I therefore maintain most seriously that we need a severe coal famine, and if all the colliers of the United Kingdom were to combine for a simultaneous winter strike of about three or six months’ duration, they might justly be regarded as unconscious patriotic martyrs, like soldiers slain upon a battle-field. The evils of such a thorough famine would be very sharp, and proportionally beneficent, but only temporary; there would not be time enough for manufacturing rivals to sink pits, and at once erect competing iron-works; but the whole world would partake of our calamity, and the attention of all mankind would be aroused to the sinfulness of wasting coal.

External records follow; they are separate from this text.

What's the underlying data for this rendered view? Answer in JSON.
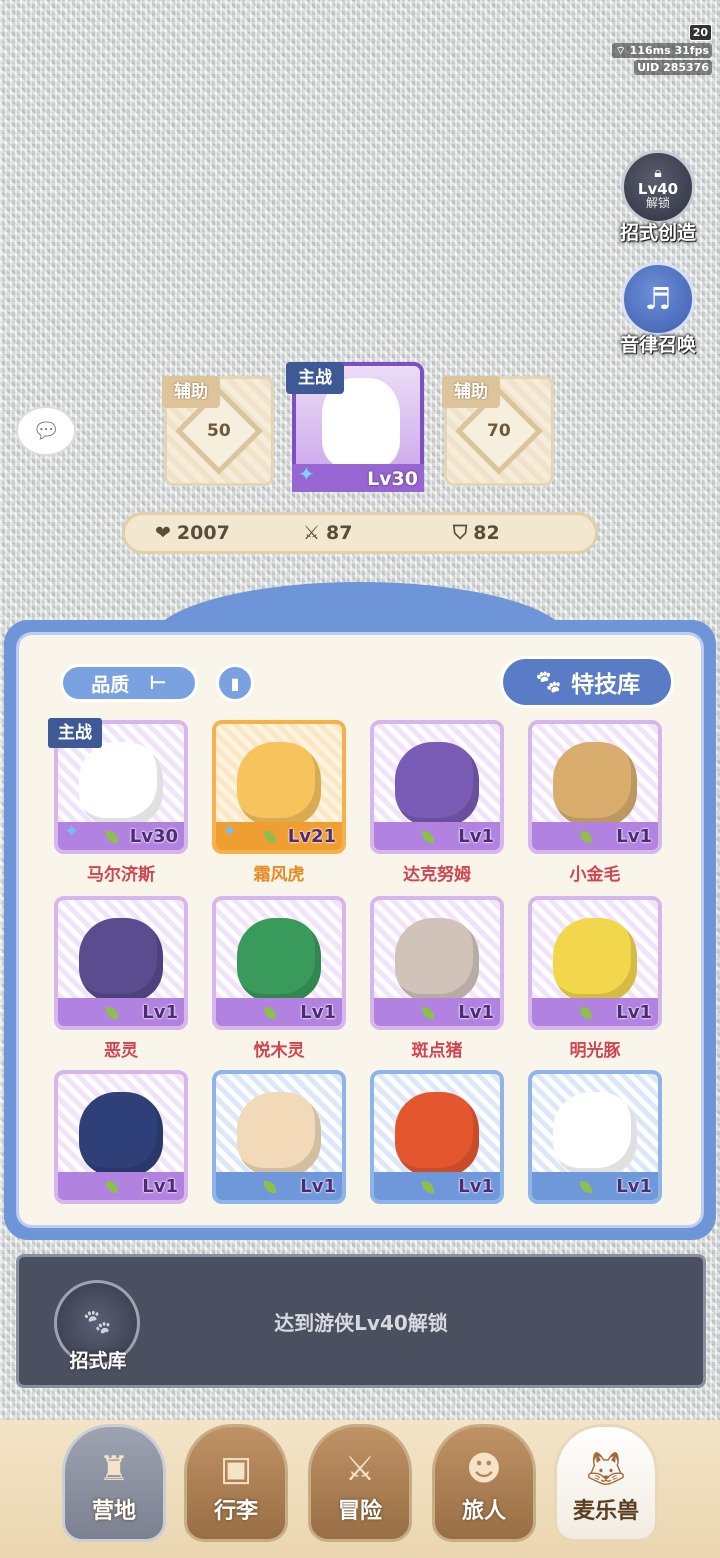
{
  "status": {
    "battery": "20",
    "ping": "116ms",
    "fps": "31fps",
    "uid": "UID 285376"
  },
  "side": {
    "skill_create": {
      "lv": "Lv40",
      "unlock": "解锁",
      "label": "招式创造"
    },
    "summon": {
      "label": "音律召唤"
    }
  },
  "team": {
    "left": {
      "tag": "辅助",
      "level": "50"
    },
    "main": {
      "tag": "主战",
      "level": "Lv30"
    },
    "right": {
      "tag": "辅助",
      "level": "70"
    }
  },
  "stats": {
    "hp": "2007",
    "attack": "87",
    "defense": "82"
  },
  "panel": {
    "filter": "品质",
    "skill_lib": "特技库",
    "main_tag": "主战"
  },
  "pets": [
    {
      "name": "马尔济斯",
      "lv": "Lv30",
      "rarity": "purple",
      "color": "#ffffff"
    },
    {
      "name": "霜风虎",
      "lv": "Lv21",
      "rarity": "orange",
      "color": "#f6c35c"
    },
    {
      "name": "达克努姆",
      "lv": "Lv1",
      "rarity": "purple",
      "color": "#7a5bb5"
    },
    {
      "name": "小金毛",
      "lv": "Lv1",
      "rarity": "purple",
      "color": "#d8ad6d"
    },
    {
      "name": "恶灵",
      "lv": "Lv1",
      "rarity": "purple",
      "color": "#5b4b8f"
    },
    {
      "name": "悦木灵",
      "lv": "Lv1",
      "rarity": "purple",
      "color": "#3a9a5c"
    },
    {
      "name": "斑点猪",
      "lv": "Lv1",
      "rarity": "purple",
      "color": "#d1c3ba"
    },
    {
      "name": "明光豚",
      "lv": "Lv1",
      "rarity": "purple",
      "color": "#f2d64c"
    },
    {
      "name": "",
      "lv": "Lv1",
      "rarity": "purple",
      "color": "#2f3f78"
    },
    {
      "name": "",
      "lv": "Lv1",
      "rarity": "blue",
      "color": "#f2d9b8"
    },
    {
      "name": "",
      "lv": "Lv1",
      "rarity": "blue",
      "color": "#e4572e"
    },
    {
      "name": "",
      "lv": "Lv1",
      "rarity": "blue",
      "color": "#ffffff"
    }
  ],
  "lock": {
    "text": "达到游侠Lv40解锁",
    "label": "招式库"
  },
  "nav": {
    "camp": "营地",
    "bag": "行李",
    "adventure": "冒险",
    "traveler": "旅人",
    "pets": "麦乐兽"
  }
}
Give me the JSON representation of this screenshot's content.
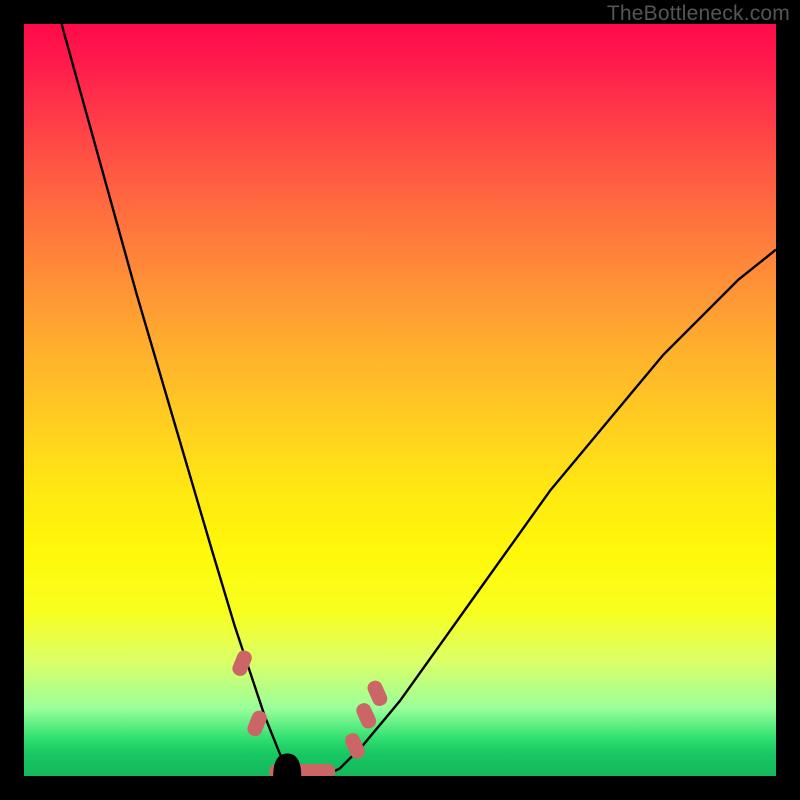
{
  "watermark": "TheBottleneck.com",
  "chart_data": {
    "type": "line",
    "title": "",
    "xlabel": "",
    "ylabel": "",
    "xlim": [
      0,
      100
    ],
    "ylim": [
      0,
      100
    ],
    "grid": false,
    "legend": null,
    "background_scale": {
      "top_color": "#ff0a4a",
      "mid_color": "#fff000",
      "bottom_color": "#18c862",
      "meaning": "vertical position encodes bottleneck severity: top=red=bad, bottom=green=good"
    },
    "series": [
      {
        "name": "bottleneck-curve",
        "color": "#000000",
        "x": [
          5,
          10,
          15,
          20,
          25,
          28,
          30,
          32,
          34,
          35,
          36,
          38,
          40,
          42,
          45,
          50,
          55,
          60,
          65,
          70,
          75,
          80,
          85,
          90,
          95,
          100
        ],
        "y": [
          100,
          82,
          64,
          47,
          30,
          20,
          14,
          8,
          3,
          1,
          0,
          0,
          0,
          1,
          4,
          10,
          17,
          24,
          31,
          38,
          44,
          50,
          56,
          61,
          66,
          70
        ]
      }
    ],
    "markers": [
      {
        "name": "data-point-left-upper",
        "shape": "rounded-rect",
        "color": "#cc6666",
        "x": 29,
        "y": 15
      },
      {
        "name": "data-point-left-lower",
        "shape": "rounded-rect",
        "color": "#cc6666",
        "x": 31,
        "y": 7
      },
      {
        "name": "data-point-floor-segment",
        "shape": "rounded-rect-long",
        "color": "#cc6666",
        "x": 37,
        "y": 0
      },
      {
        "name": "data-point-right-lower",
        "shape": "rounded-rect",
        "color": "#cc6666",
        "x": 44,
        "y": 4
      },
      {
        "name": "data-point-right-mid",
        "shape": "rounded-rect",
        "color": "#cc6666",
        "x": 45.5,
        "y": 8
      },
      {
        "name": "data-point-right-upper",
        "shape": "rounded-rect",
        "color": "#cc6666",
        "x": 47,
        "y": 11
      }
    ],
    "notch": {
      "x": 35,
      "depth": 5,
      "note": "small dip in bottom edge of plot near curve minimum"
    }
  }
}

Six months of compulsory wood and peat fuel, with total stoppage of iron supplies, would convince the people of these islands that waste of coal is even more sinful than waste of bread,—would lead us to reflect on the fact that our stock of coal is a definite and limited quantity that was placed in the present storehouse long before human beings came upon the earth; that every ton of coal that is wasted is lost for ever, and cannot be replaced by any human effort, while bread is a product of human industry, and its waste may be replaced by additional human labor; that the sin of bread-wasting does admit of agricultural atonement, while there is no form of practical repentance that can positively and directly replace a hundredweight of wasted coal.
Nothing short of the practical and impressive lesson of bitter want is likely to drive from our households that wretched fetish of British adoration, the open “Englishman’s fireside.” Reason seems powerless against the superstition of this form of fire-worship. Tell one of the idolaters that his household god is wasteful and extravagant, that five-sixths of the heat from his coal goes up the chimney, and he replies, “I don’t care if it does; I can afford to pay for it. I like to see the fire, and have the right to waste what is my own.” Tell him that healthful ventilation is impossible while the lower part of a room opens widely into a heated shaft, that forces currents of cold air through doors and window leakages, which unite to form a perpetual chilbrain stratum on the floor, and leaves all above the mantel-piece comparatively stagnant. Tell him that no such things as “draughts” should exist in a properly warmed and ventilated house, and that even with a thermometer at zero outside, every part of a well-ordered apartment should be equally habitable, instead of merely a semicircle about the hearth of the fire-worshiper; he shuts his ears, locks up his understanding, because his grandfather and grandmother believed that the open-mouthed chimney was the one and only true English means of ventilation.